The question came out before she could stop it. Why me. Why this. Why do you care.
Tempest looked at her for a long moment. The morning sun was catching the lines around his eyes, the gray at his temples, the faded tattoo on his forearm. He looked like a man who'd seen things and done things and come out the other side carrying weight he couldn't put down.
"Because I spent five years walking away from fights I should have stayed for," he said quietly. "I'm done walking away."
Gunny appeared at his shoulder, solid as a brick wall. "Compound needs a report. The Jessups aren't going to take this lying down."

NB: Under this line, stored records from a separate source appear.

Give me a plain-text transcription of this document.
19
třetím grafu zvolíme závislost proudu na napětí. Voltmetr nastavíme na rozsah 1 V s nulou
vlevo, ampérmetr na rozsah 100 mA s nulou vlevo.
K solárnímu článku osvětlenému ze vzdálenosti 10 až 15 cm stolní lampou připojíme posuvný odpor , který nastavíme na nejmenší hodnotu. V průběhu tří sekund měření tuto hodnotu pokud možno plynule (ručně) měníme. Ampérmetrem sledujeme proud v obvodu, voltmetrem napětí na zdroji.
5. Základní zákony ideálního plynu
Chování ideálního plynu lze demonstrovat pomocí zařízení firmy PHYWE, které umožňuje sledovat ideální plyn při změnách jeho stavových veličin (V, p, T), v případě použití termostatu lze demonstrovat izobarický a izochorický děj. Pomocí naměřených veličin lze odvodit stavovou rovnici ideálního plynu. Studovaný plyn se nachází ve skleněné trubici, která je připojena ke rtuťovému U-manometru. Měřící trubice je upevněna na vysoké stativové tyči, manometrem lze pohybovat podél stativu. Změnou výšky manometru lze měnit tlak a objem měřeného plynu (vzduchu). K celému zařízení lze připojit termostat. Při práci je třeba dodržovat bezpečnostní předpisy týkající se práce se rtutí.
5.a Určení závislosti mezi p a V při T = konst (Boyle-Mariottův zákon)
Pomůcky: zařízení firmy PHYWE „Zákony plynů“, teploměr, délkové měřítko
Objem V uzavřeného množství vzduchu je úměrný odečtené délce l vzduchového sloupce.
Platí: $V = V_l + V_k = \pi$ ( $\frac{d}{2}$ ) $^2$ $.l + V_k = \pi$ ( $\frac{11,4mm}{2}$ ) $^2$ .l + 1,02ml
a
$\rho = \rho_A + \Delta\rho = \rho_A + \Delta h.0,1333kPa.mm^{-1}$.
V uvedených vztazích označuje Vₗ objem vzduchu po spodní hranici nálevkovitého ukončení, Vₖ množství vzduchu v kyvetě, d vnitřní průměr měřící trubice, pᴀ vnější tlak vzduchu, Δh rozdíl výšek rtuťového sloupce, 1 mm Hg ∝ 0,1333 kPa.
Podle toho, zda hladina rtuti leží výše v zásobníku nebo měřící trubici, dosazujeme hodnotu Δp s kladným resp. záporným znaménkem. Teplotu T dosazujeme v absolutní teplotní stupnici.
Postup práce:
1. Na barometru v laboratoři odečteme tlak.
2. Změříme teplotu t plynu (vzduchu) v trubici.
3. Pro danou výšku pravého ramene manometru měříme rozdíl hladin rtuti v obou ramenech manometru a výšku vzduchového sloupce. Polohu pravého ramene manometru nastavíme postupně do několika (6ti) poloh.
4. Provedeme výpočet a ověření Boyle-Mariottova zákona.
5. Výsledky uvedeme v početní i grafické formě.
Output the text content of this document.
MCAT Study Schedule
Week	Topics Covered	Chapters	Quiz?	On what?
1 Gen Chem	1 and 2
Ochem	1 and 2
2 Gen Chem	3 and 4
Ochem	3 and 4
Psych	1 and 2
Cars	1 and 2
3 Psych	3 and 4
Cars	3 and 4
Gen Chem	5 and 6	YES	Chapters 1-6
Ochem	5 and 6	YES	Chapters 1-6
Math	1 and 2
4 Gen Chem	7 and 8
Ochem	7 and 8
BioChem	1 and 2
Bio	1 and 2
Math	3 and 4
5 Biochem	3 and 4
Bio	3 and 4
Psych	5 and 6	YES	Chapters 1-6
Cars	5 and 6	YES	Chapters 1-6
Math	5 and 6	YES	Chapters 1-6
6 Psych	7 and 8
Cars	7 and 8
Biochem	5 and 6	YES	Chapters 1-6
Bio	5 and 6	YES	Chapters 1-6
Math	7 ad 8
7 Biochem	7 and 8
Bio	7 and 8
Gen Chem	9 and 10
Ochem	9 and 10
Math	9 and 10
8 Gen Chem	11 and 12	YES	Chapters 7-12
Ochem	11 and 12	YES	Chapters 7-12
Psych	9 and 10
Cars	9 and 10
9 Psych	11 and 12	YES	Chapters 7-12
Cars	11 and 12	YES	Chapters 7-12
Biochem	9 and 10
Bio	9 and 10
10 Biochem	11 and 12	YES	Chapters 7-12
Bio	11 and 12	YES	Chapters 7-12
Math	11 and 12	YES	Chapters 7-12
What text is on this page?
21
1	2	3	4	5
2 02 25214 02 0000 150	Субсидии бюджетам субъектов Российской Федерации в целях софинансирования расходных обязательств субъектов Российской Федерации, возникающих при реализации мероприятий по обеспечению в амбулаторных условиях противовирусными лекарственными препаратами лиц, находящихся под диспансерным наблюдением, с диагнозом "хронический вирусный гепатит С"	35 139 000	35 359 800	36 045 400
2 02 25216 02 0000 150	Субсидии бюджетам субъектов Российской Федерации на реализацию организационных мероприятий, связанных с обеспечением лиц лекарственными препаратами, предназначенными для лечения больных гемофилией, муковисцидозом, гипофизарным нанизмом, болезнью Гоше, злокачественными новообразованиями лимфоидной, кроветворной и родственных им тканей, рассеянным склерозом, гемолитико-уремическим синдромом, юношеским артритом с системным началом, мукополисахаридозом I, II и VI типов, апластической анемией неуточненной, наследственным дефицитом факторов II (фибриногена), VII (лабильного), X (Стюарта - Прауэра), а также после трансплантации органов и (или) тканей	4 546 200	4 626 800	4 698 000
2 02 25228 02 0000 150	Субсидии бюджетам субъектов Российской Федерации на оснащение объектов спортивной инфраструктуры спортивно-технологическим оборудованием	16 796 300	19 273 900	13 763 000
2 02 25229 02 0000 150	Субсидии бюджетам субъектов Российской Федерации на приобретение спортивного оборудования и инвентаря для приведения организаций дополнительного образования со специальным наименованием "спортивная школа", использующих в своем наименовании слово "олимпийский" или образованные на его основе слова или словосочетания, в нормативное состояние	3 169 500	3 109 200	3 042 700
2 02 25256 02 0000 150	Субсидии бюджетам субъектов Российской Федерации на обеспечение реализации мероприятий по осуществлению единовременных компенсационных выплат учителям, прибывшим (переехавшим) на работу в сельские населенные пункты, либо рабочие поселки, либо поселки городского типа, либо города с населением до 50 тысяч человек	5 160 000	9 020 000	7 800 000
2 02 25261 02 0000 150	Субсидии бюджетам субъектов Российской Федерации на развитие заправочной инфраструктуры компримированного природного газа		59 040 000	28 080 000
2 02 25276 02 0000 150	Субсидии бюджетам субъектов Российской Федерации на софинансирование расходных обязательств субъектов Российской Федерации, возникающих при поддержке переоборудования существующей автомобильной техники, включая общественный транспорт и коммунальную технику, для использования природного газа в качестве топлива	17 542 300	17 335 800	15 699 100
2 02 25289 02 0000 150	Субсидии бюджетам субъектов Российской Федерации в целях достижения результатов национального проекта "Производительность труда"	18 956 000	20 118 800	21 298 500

"I know." Tempest didn't break eye contact with Alma. "Give me a minute."
The older man nodded and headed for his bike without another word. Something about the easy compliance told Alma that Tempest carried more weight in this club than his humble manner suggested.
"They'll come back," she said. "Trent, his grandfather, all of them. This isn't going to stop because you cracked some stucco."
"I know." Tempest pulled a card from his pocket—plain white, a phone number written in plain black marker. "When they do, call me. Don't try to handle it alone."
She took the card. Their fingers brushed, and something electric jumped between them—brief, startling, impossible to ignore.
"I handle things alone," she said. "It's what I do."
"Used to be what I did too." He stepped back, giving her space she hadn't asked for but suddenly needed. "Turned out I was wrong about that."
He walked to his bike—a dark machine parked across the lot in a position that gave perfect sightlines to the clinic's entrance. He'd been watching her all morning. Protecting her before she even knew she needed it.
Alma stood on the steps of Low Country Animal Care, Tempest's card in her hand and the ghost of his touch still warm on her fingers, and watched him ride away.
The stucco was cracked where Trent Jessup's shoulder had hit. The parking lot was empty. And somewhere in Beaufort County, an old man with a family name on hospital wings was learning that his grandson had just lost a fight to a man who didn't give a damn about Jessup money.
This wasn't over.
But for the first time since three men walked into her clinic, Alma didn't feel like she was facing it alone.